На лестнице возле мусоропровода сидит Сергей Иванович, сосед с 8-го этажа, и что-то жрёт из бачка для пищевых отходов. Очки запотели, щёки трясутся. Дожевав, вынимает из моего почтового ящика свежую газету, вытирает ею свою сальную рожу и, сложив аккуратно, засовывает обратно.
Я резко взмахнул палочкой, и звуки оркестра тут же умолкли.
Увидев меня, он сделал постную мину, смачно рыгнул и протёр свои очки:
- Ну-с, голубчик, куда это вы собрались в такую рань? Не на работу ли?
Он шумно высморкался в ладонь и вытер её о лацкан своего пиджака.
«Вот сволочь! Ведь знает, что с работы меня культурно попросили ещё полгода назад, и мне до сих пор не выкарабкаться из той алкогольной ямы, в которую я влетел, обмывая своё увольнение».
Яма, чёрт бы её побрал, оказалась слишком глубокой, по крайней мере для меня, а её края слишком рыхлые. Стоит лишь сделать попытку выбраться наверх, как тут же подо мной всё начинает осыпаться, и я кубарем, как таракан, попавший в песчаную ловушку, скатываюсь обратно на самое дно.
Я достал из авоськи связку сосисок, повесил ему на шею и легонько потрепал его по щеке:
- Да нет, уважаемый Сергей Иванович, собрался я за пивом….
- Ах, за пивом! - говорит он. - Ну, тогда вам сначала надо пописать, а то, неровен час - того!.. Хи-хи-хи!
С этими словами, продолжая мерзко смеяться, он достаёт откуда-то из-за спины детский ночной горшок, при виде которого я лихорадочно начинаю расстёгивать брюки….
Нет, бля!
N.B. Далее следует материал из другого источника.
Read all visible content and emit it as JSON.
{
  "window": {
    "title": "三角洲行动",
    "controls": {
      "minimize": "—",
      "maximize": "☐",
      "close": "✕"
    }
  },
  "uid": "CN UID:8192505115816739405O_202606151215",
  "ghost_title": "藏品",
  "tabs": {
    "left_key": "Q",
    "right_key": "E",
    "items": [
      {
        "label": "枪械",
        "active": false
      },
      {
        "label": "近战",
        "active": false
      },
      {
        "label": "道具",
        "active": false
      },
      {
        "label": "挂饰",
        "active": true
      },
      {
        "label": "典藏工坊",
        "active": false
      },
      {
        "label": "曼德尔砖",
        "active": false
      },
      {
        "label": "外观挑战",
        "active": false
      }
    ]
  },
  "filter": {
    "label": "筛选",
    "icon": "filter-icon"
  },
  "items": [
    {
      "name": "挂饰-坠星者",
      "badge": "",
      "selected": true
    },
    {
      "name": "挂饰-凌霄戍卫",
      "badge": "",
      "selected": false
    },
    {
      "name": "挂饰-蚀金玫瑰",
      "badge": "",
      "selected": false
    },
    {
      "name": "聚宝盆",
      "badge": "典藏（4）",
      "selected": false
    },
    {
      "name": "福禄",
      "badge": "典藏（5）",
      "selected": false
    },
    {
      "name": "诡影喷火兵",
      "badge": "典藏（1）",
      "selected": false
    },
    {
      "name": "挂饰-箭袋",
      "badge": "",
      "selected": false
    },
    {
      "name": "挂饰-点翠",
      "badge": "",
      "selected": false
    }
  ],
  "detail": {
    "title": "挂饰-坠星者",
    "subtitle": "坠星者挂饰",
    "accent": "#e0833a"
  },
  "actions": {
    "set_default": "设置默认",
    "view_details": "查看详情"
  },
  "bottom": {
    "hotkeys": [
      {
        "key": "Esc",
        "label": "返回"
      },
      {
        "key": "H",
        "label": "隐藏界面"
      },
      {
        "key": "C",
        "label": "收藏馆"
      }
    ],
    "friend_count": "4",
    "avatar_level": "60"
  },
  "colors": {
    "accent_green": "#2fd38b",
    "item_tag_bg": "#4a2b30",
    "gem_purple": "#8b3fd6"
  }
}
Стоп! Надо вставать.
Я открыл глаза и тупо уставился на люстру, пытаясь сообразить, где я. Как говорится, «куда я попал и где мои вещи?» С кухни доносились приглушённые звуки включённого радио:
«Дорогие товарищи, вы прослушали выступление сводного оркестра Ленинградского военного гарнизона. Радио «Маяк» продолжает свои передачи…. А сейчас у нас в гостях ведущий агроном совхоза «Путь Ильича» товарищ…».
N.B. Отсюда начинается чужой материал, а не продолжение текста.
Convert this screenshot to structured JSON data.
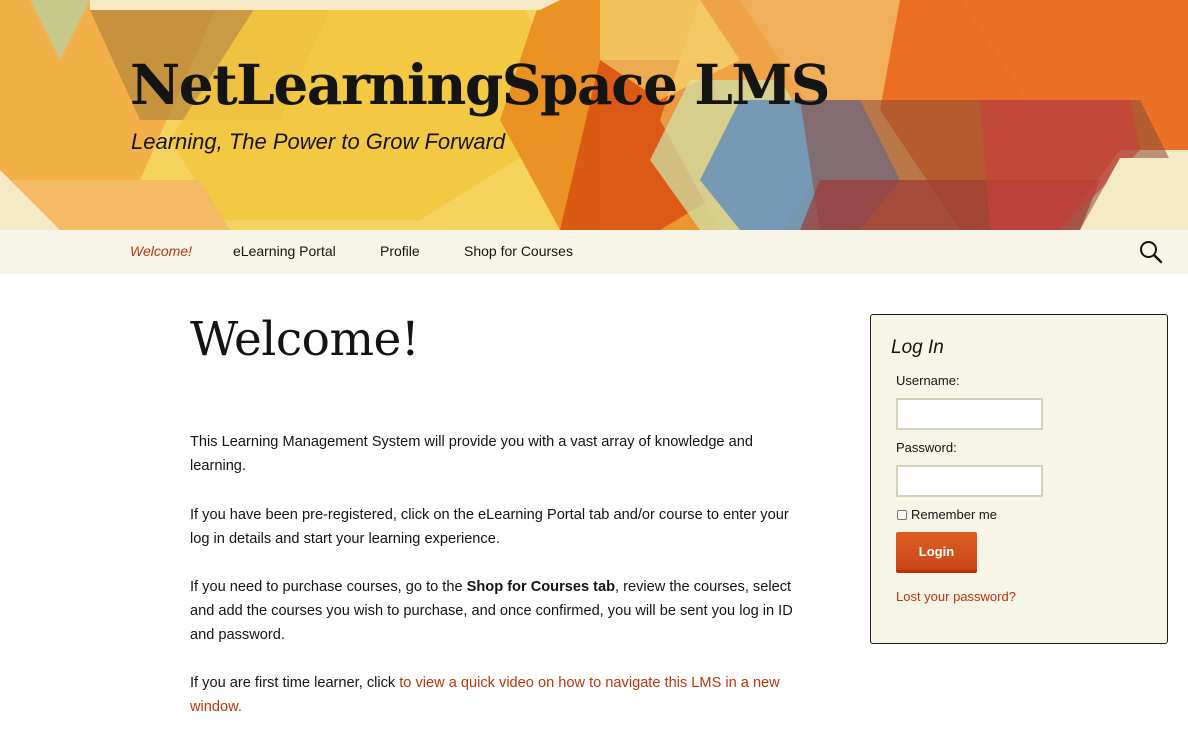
{
  "site": {
    "title": "NetLearningSpace LMS",
    "tagline": "Learning, The Power to Grow Forward"
  },
  "nav": {
    "items": [
      {
        "label": "Welcome!",
        "active": true
      },
      {
        "label": "eLearning Portal",
        "active": false
      },
      {
        "label": "Profile",
        "active": false
      },
      {
        "label": "Shop for Courses",
        "active": false
      }
    ],
    "search_icon": "search-icon"
  },
  "main": {
    "title": "Welcome!",
    "paragraphs": {
      "p1": "This Learning Management System will provide you with a vast array of knowledge and learning.",
      "p2": "If you have been pre-registered, click on the eLearning Portal tab and/or course to enter your log in details and start your learning experience.",
      "p3_before": "If you need to purchase courses, go to the ",
      "p3_bold": "Shop for Courses tab",
      "p3_after": ", review the courses, select and add the courses you wish  to purchase, and once confirmed, you will be sent you log in ID and password.",
      "p4_before": "If you are first time learner, click ",
      "p4_link": "to view a quick video on how to navigate this LMS in a new window."
    }
  },
  "login": {
    "title": "Log In",
    "username_label": "Username:",
    "username_value": "",
    "password_label": "Password:",
    "password_value": "",
    "remember_label": "Remember me",
    "remember_checked": false,
    "button_label": "Login",
    "lost_password_label": "Lost your password?"
  },
  "colors": {
    "accent": "#bc360a",
    "button": "#e05d22",
    "nav_background": "#f7f5e7",
    "widget_background": "#f7f5e7"
  }
}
Услышав знакомый с детства голос диктора, я изобразил на своём помятом лице что-то наподобие улыбки и слегка расслабился, поскольку реальность оказалась намного приятнее того вертепа, из которого я только что вернулся. Я продолжал смирно лежать в постели и, боясь шевельнуться, молча глядел в потолок. В моём теле происходили какие-то непрерывные титанические процессы: тошноту и сильную головную боль, вперемешку с угрызениями совести за вчерашнее, дополняло острое желание посетить туалет. Но что-то создавало особый дискомфорт. Тихонько подвигав ногами, я убедился, что всё, вроде бы, в порядке. На всякий случай, пока руки под одеялом, проверил главную часть организма - тоже на месте. Остаётся голова: уши… нос… глаза… Глаза! Не глаза, а глаз! Как говаривал наш знаменитый сатирик, «вот где собака порылась»! Я аккуратно приподнялся на локте и посмотрел в окно. Противный косой дождь, подгоняемый сильными порывами холодного ветра, хлестал в стекло как будто приговаривая:
«Ну, чего вскочил? Не видишь, какая погода на улице!? Лежи, мучайся дальше!»
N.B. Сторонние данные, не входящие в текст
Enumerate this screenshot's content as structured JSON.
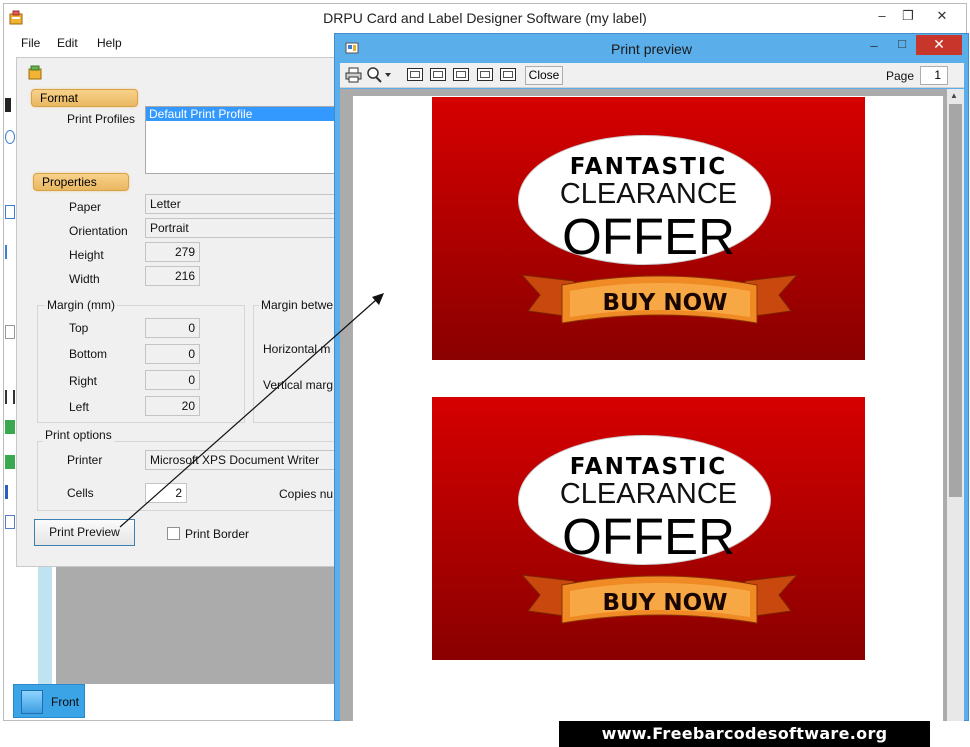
{
  "main_window": {
    "title": "DRPU Card and Label Designer Software  (my label)",
    "menu": [
      "File",
      "Edit",
      "Help"
    ],
    "minimize": "–",
    "restore": "❐",
    "close": "✕"
  },
  "settings": {
    "format_tab": "Format",
    "print_profiles_label": "Print Profiles",
    "print_profiles_selected": "Default Print Profile",
    "properties_tab": "Properties",
    "paper_label": "Paper",
    "paper_value": "Letter",
    "orientation_label": "Orientation",
    "orientation_value": "Portrait",
    "height_label": "Height",
    "height_value": "279",
    "width_label": "Width",
    "width_value": "216",
    "margin_group": "Margin (mm)",
    "margin_between_group": "Margin betwe",
    "top_label": "Top",
    "top_value": "0",
    "bottom_label": "Bottom",
    "bottom_value": "0",
    "right_label": "Right",
    "right_value": "0",
    "left_label": "Left",
    "left_value": "20",
    "horizontal_label": "Horizontal m",
    "vertical_label": "Vertical marg",
    "print_options_group": "Print options",
    "printer_label": "Printer",
    "printer_value": "Microsoft XPS Document Writer",
    "cells_label": "Cells",
    "cells_value": "2",
    "copies_label": "Copies nu",
    "print_preview_button": "Print Preview",
    "print_border_label": "Print Border"
  },
  "front_tab": "Front",
  "preview": {
    "title": "Print preview",
    "minimize": "–",
    "restore": "□",
    "close": "✕",
    "close_button": "Close",
    "page_label": "Page",
    "page_value": "1"
  },
  "labels": [
    {
      "line1": "FANTASTIC",
      "line2": "CLEARANCE",
      "line3": "OFFER",
      "banner": "BUY NOW"
    },
    {
      "line1": "FANTASTIC",
      "line2": "CLEARANCE",
      "line3": "OFFER",
      "banner": "BUY NOW"
    }
  ],
  "footer_url": "www.Freebarcodesoftware.org",
  "colors": {
    "label_red_top": "#d60000",
    "label_red_bottom": "#8a0000",
    "preview_frame": "#5aaeea",
    "section_tab": "#e9b761",
    "close_red": "#c7352b"
  },
  "icons": [
    "app-icon",
    "printer-icon",
    "zoom-icon",
    "one-page-icon",
    "two-page-icon",
    "three-page-icon",
    "four-page-icon",
    "six-page-icon",
    "document-icon",
    "ribbon-banner-icon"
  ]
}
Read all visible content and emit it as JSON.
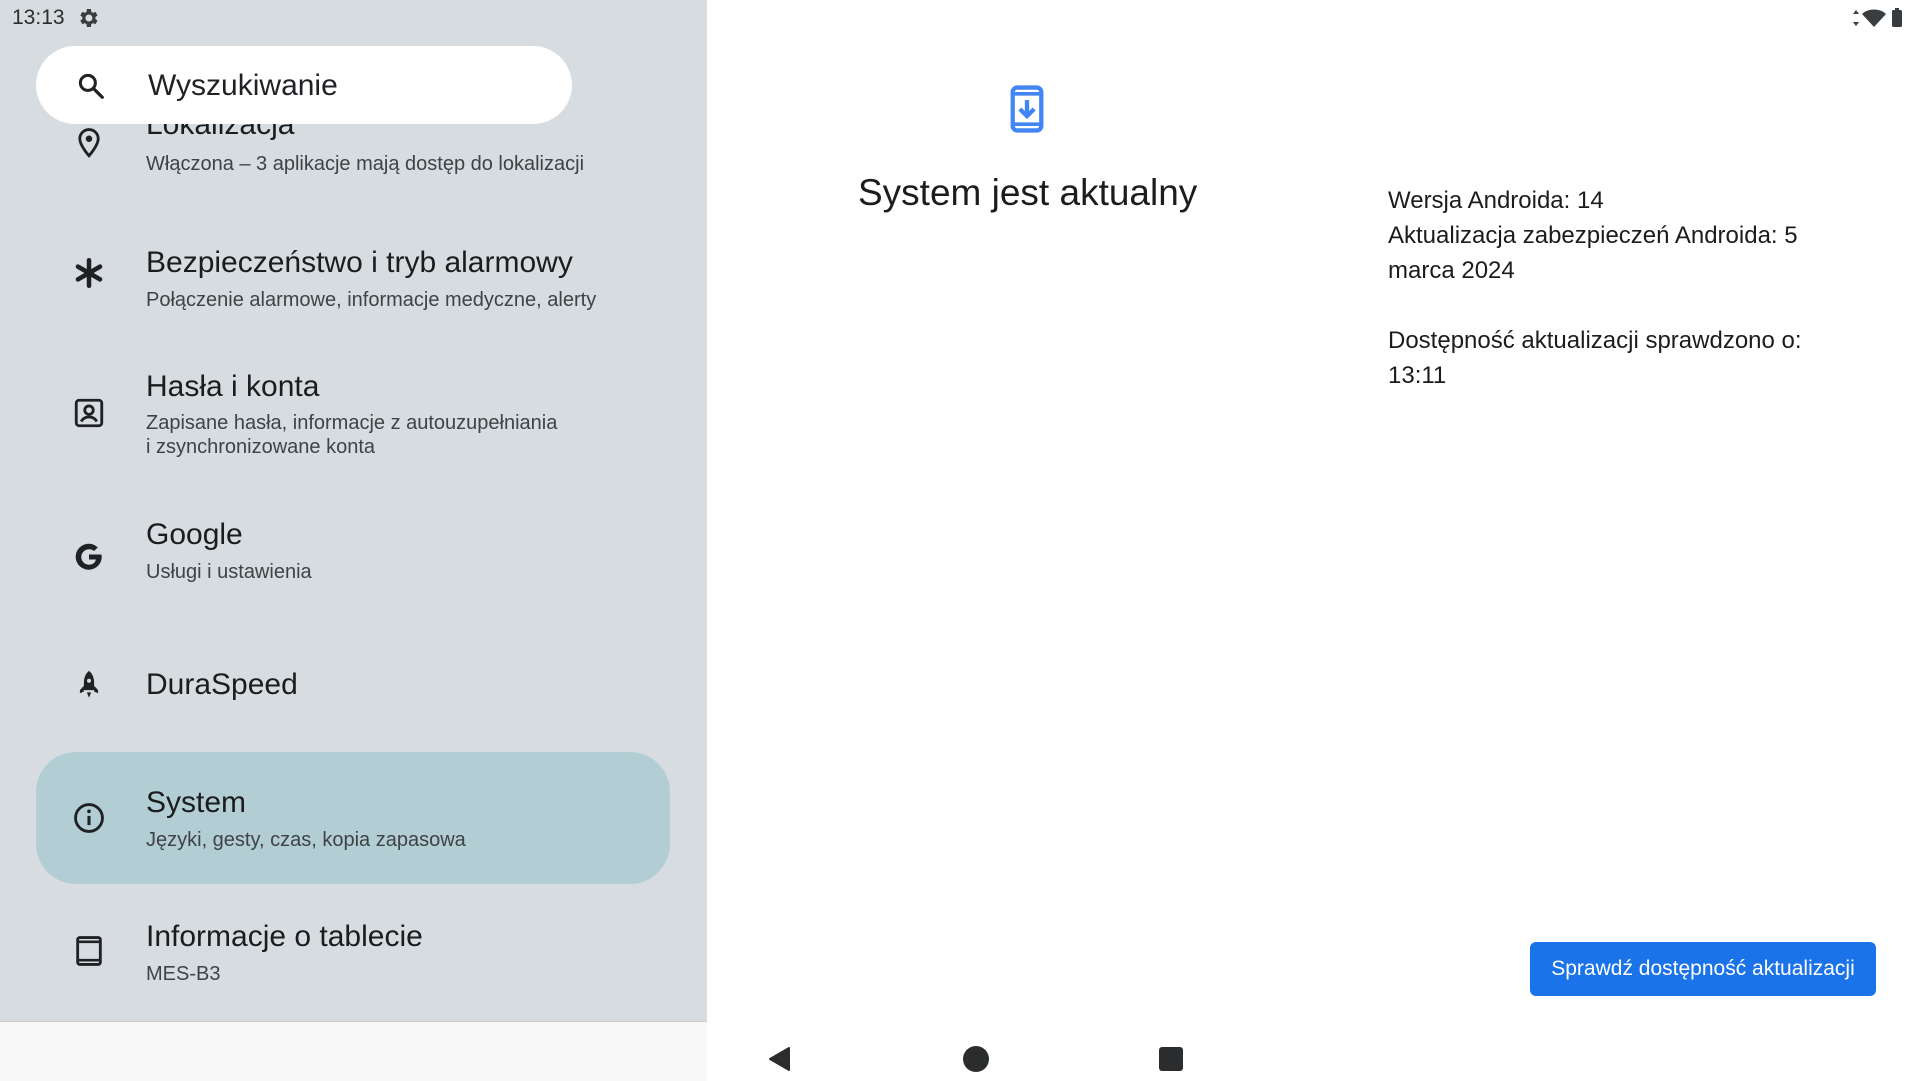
{
  "status_bar": {
    "time": "13:13"
  },
  "search": {
    "placeholder": "Wyszukiwanie"
  },
  "settings_items": [
    {
      "title": "Lokalizacja",
      "subtitle": "Włączona – 3 aplikacje mają dostęp do lokalizacji",
      "icon": "location-pin-icon"
    },
    {
      "title": "Bezpieczeństwo i tryb alarmowy",
      "subtitle": "Połączenie alarmowe, informacje medyczne, alerty",
      "icon": "asterisk-icon"
    },
    {
      "title": "Hasła i konta",
      "subtitle_lines": [
        "Zapisane hasła, informacje z autouzupełniania",
        "i zsynchronizowane konta"
      ],
      "icon": "account-box-icon"
    },
    {
      "title": "Google",
      "subtitle": "Usługi i ustawienia",
      "icon": "google-g-icon"
    },
    {
      "title": "DuraSpeed",
      "icon": "rocket-icon"
    },
    {
      "title": "System",
      "subtitle": "Języki, gesty, czas, kopia zapasowa",
      "icon": "info-icon",
      "selected": true
    },
    {
      "title": "Informacje o tablecie",
      "subtitle": "MES-B3",
      "icon": "tablet-icon"
    }
  ],
  "detail": {
    "title": "System jest aktualny",
    "android_version": "Wersja Androida: 14",
    "security_update_line1": "Aktualizacja zabezpieczeń Androida: 5",
    "security_update_line2": "marca 2024",
    "checked_line1": "Dostępność aktualizacji sprawdzono o:",
    "checked_line2": "13:11",
    "button_label": "Sprawdź dostępność aktualizacji"
  },
  "colors": {
    "accent": "#1a73e8",
    "sidebar_bg": "#d6dcdf",
    "selected_bg": "#b3cdd4",
    "icon_blue": "#4285f4"
  }
}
Наконец-то всё становилось на свои места. Среди всей этой ночной бредятины приснилась мне маленькая девочка лет трёх от роду, с огромной собакой, вот только почему-то собака говорила человеческим голосом, а девочка тонюсенько тявкала. Я подошёл к ним, учтиво поздоровался и угостил их конфетами. Девочка, довольно взвизгнув, взяла одну и проглотила вместе с фантиком. А собака вежливо попросила развернуть обёртку, после чего - видимо, в знак благодарности - ткнула меня мокрым носом в глаз. Я испытал жгучую, острую боль и стал лихорадочно тереть его рукой. Глаз был мокрый и липкий. Собака, извинившись и сославшись на неотложные дела, взяла девочку зубами за шкирятник и вальяжной походкой пошла прочь.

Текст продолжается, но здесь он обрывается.